Judith's parents would have worried less about their daughter's social life if they'd known that while she was indeed profoundly studious, she was not merely so. Indeed, she prided herself on this broadness of character. But if her parents had had a fuller picture of their daughter's life—interior and exterior—they would have only worried more, and with better reason.

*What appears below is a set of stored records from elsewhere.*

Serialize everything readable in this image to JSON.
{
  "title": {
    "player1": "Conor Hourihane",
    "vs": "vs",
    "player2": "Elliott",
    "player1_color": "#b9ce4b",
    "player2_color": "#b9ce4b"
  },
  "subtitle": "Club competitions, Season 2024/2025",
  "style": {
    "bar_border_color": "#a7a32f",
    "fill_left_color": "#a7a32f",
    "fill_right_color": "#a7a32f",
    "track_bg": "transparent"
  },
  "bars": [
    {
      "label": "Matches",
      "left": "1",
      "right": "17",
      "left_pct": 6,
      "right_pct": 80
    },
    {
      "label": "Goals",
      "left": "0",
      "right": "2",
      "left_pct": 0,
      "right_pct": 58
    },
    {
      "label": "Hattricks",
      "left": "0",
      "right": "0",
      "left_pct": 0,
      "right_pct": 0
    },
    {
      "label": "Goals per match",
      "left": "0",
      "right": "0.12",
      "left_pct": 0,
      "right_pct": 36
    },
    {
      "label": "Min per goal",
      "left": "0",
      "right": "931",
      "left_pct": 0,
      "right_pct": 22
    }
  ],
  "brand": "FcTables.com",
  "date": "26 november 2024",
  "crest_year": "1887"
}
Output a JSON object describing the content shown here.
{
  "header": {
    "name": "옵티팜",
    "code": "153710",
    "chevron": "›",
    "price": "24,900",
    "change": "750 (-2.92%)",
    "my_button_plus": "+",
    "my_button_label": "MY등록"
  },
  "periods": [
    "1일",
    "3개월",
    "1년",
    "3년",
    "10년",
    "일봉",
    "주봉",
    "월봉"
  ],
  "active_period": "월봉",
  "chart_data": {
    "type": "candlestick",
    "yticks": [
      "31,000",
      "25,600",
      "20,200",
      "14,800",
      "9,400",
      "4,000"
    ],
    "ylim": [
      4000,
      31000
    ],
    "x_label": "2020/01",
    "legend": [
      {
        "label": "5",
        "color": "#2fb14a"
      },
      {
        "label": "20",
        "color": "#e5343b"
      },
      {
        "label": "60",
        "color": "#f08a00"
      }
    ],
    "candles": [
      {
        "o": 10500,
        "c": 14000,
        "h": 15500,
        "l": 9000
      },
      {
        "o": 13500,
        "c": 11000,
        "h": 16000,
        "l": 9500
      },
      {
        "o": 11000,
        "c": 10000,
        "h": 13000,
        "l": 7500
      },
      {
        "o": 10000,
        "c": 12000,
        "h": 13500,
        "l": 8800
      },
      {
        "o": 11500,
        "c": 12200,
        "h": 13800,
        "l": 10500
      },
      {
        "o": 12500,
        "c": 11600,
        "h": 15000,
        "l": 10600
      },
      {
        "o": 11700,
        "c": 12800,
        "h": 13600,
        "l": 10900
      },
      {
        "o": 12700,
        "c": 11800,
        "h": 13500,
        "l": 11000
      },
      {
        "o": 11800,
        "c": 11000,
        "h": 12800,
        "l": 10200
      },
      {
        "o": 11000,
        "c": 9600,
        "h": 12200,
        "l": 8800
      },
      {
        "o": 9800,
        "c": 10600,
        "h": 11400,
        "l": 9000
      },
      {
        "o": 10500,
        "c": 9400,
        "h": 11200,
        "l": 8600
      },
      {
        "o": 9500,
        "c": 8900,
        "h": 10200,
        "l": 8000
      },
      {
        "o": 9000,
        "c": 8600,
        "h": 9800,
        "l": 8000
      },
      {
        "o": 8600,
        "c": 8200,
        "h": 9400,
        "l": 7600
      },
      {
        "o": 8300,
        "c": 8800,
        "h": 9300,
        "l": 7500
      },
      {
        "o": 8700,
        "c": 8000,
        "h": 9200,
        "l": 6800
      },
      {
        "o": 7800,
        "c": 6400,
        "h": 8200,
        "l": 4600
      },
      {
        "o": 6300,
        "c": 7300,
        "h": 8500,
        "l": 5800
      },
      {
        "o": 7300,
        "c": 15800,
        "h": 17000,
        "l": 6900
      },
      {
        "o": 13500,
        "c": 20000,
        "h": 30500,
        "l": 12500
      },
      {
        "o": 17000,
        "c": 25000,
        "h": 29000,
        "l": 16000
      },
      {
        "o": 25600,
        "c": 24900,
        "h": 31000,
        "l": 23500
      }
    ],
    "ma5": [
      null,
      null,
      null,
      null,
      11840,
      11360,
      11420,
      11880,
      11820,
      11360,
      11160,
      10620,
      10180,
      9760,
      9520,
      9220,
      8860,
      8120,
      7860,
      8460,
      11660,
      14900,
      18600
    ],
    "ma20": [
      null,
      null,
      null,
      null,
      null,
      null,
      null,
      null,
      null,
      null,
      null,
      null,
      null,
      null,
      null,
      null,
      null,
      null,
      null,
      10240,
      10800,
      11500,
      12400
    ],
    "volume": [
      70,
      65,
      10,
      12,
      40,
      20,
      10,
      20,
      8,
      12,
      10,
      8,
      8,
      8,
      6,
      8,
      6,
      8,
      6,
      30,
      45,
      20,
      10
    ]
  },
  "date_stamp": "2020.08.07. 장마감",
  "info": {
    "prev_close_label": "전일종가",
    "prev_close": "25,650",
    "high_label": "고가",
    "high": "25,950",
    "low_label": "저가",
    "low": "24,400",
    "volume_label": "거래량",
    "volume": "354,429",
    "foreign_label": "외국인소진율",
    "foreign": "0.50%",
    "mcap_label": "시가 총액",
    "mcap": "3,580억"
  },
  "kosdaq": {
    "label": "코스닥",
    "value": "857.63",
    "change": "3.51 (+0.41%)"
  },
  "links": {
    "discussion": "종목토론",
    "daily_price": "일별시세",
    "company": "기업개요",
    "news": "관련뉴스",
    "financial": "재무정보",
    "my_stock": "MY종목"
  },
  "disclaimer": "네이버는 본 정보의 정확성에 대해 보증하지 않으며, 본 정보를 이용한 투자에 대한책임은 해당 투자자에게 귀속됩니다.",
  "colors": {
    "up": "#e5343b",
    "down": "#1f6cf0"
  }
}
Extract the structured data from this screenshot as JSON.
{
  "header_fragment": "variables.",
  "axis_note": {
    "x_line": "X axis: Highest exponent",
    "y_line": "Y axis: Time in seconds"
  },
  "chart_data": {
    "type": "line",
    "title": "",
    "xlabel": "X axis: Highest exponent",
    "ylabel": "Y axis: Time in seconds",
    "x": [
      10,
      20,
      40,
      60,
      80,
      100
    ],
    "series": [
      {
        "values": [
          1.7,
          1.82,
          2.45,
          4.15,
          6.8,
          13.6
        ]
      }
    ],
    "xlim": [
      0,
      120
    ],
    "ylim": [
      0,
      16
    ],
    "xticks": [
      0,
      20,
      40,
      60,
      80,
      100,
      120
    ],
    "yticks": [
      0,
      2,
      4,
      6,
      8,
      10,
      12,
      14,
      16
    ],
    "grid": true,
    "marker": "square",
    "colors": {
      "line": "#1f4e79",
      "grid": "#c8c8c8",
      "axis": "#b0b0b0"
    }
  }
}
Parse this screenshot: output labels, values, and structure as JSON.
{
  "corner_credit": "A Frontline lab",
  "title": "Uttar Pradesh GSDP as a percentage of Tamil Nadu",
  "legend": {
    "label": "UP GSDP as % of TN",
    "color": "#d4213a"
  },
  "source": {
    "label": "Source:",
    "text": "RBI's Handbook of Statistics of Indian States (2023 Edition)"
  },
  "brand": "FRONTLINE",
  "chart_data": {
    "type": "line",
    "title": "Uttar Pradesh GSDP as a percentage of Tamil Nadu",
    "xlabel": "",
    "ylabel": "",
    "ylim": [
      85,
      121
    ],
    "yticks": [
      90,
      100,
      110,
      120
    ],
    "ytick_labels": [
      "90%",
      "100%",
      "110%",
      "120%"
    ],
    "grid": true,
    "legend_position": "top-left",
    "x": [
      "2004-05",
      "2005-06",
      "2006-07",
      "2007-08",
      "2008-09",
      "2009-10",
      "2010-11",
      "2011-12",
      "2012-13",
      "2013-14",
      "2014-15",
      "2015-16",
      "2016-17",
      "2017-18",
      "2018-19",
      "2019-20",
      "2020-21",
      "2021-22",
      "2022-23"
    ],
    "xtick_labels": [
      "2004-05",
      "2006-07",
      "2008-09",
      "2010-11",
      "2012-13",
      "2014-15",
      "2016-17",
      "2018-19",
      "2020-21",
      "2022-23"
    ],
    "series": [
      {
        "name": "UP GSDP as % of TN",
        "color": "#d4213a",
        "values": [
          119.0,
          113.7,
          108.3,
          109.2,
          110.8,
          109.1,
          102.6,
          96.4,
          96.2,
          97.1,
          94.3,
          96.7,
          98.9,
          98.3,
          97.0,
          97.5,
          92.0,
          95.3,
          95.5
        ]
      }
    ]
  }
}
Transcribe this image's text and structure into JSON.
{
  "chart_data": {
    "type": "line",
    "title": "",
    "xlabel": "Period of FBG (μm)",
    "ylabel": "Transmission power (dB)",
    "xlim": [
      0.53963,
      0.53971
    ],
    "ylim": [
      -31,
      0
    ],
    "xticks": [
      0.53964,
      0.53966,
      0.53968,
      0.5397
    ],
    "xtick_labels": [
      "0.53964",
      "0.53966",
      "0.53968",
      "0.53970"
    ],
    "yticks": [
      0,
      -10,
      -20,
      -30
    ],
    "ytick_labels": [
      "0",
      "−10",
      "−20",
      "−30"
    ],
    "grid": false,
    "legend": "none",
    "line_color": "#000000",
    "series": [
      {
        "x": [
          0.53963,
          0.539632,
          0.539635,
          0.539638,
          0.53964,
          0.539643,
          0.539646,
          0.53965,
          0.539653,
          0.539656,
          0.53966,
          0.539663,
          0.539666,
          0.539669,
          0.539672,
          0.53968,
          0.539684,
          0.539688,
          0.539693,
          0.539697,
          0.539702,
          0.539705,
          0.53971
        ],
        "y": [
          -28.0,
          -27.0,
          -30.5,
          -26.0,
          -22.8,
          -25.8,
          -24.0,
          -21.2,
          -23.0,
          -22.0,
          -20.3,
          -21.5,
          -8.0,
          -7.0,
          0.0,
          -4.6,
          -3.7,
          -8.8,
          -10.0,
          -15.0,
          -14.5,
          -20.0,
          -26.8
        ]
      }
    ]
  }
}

The intensity Judith showed in her schoolwork was only one manifestation of a general intensity she was aware of in her character—a kind of insatiable avidity that at times got out of her control. When she was eight, her Hebrew school teacher explained that the
yad
in the glass case on the principal's desk had been saved from a Lithuanian synagogue burned during World War II. Judith stole this—and for two weeks she would lock the door of her room and secretly admire the beauty of the
yad
's weathered bronze, the elegantly articulated fingers; would sleep with it under her pillow, as though trying to absorb the potency of loss and survival and holiness the object seemed to her to emanate. Then the rabbi gathered all the students of the Hebrew school into the
shul
and talked for forty impassioned minutes about the legacy of the Shoah, the necessity of its remembrance in object and thought, the inestimable value of artifacts like the
yad
—and about ten words into this, Judith realized, with the suddenness of being shaken awake, that despite the sense of piousness she'd perceived around the whole project, she had done something very, very wrong. Fortunately (or so she judged at the time), she managed to secretly return the
yad
, and her guilt was never discovered.